Last week I had the privilege of studying with Randolph Lowry, the President of Lipscomb University and one of the founders of both the Straus Institute for Dispute Resolution and the Southern California Mediation Association, an organization of which I am the current President (18 years later!). Lowry co-taught a course on Advanced Mediation Skills with Judge Jack Etheridge, another founder of SIDR, retired Judge from Atlanta, Georgia. To be honest, the course seemed a bit elementary to me at the time. But this week, I had a mediation in which I applied my new-found “interest based negotiation” skills. I have learned from this blog experience, that I need to carefully disguise my facts to protect the confidentiality of the parties. So here’s a quick synopsis of my fictional experience.
A mid-50’s firefighter is out for his morning jog, when he is struck by a car and badly injured. As a result, he is unable to re-gain use of his right ankle, and accordingly has to accept an early retirement and is completely dependent upon his wife, a pre-school teacher, for basic, daily care. Their future is completely changed. Unfortunately, the driver has an insurance policy that is limited to $15/$30K, leaving them without a remedy that will provide enough funds for both the attorney and medical liens. Here was an instance where mediation was clearly more about the process than the outcome. I faced this bravely and strategically, preparing both sides for what I anticipated would be an emotional joint session.
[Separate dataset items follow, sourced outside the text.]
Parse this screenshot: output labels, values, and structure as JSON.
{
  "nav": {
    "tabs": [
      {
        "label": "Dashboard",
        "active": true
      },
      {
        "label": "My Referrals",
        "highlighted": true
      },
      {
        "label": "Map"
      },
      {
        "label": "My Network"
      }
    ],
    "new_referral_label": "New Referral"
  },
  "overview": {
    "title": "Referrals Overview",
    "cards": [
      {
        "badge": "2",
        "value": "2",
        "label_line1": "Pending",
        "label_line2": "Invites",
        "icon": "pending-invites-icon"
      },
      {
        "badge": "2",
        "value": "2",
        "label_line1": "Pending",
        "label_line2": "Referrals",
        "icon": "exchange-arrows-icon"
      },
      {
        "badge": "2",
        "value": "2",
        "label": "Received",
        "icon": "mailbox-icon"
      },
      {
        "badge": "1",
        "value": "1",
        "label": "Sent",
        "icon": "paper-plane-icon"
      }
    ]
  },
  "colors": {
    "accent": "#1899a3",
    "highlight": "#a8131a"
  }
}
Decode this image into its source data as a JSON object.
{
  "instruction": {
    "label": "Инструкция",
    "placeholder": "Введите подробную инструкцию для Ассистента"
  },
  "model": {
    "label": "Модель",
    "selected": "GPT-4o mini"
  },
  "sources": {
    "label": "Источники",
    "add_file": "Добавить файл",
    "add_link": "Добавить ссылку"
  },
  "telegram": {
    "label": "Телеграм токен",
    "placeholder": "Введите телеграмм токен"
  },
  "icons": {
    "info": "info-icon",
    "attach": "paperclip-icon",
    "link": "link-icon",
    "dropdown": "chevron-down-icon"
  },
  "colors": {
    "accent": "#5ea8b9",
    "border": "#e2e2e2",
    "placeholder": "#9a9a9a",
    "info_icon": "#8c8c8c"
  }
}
What I discovered, when I probed deeper, was that here was a couple whose life was out of their own control, beginning on the day of the accident. The victim of the accident was accustomed to “taking charge”: he would be able to respond to an emergency and literally “put out fires”. His wife, for her part, was used to imposing simple, human rules: show up, sit in your seat, wait your turn and speak up when called upon. The absence of the adverse driver from the proceeding infuriated them.
The resolution involved a promise by the insurance carrier to accompany the victim’s lawyer to the home of the insured driver. They needed an explanation and proof that he was truly unable to do anything to compensate the victim or his family. This was more about “doing the right thing”–for both the insurance company and the victim and his wife, than about the monetary damages they had the potential to receive. The money was the easy part, but was clearly insufficient to satisfy them. What I learned from Lowry and Etheredge, however, was that the “law” only gives money as a remedy in civil actions. And this couple wanted something different.
This negotiation lasted all day, but resulted in a satisfying process and outcome for the participants and the mediator. Thank you, to Randy Lowry and Jack Etheridge, for giving this mediator the courage to explore the parties interests, even while knowing the positions and ultimate outcome.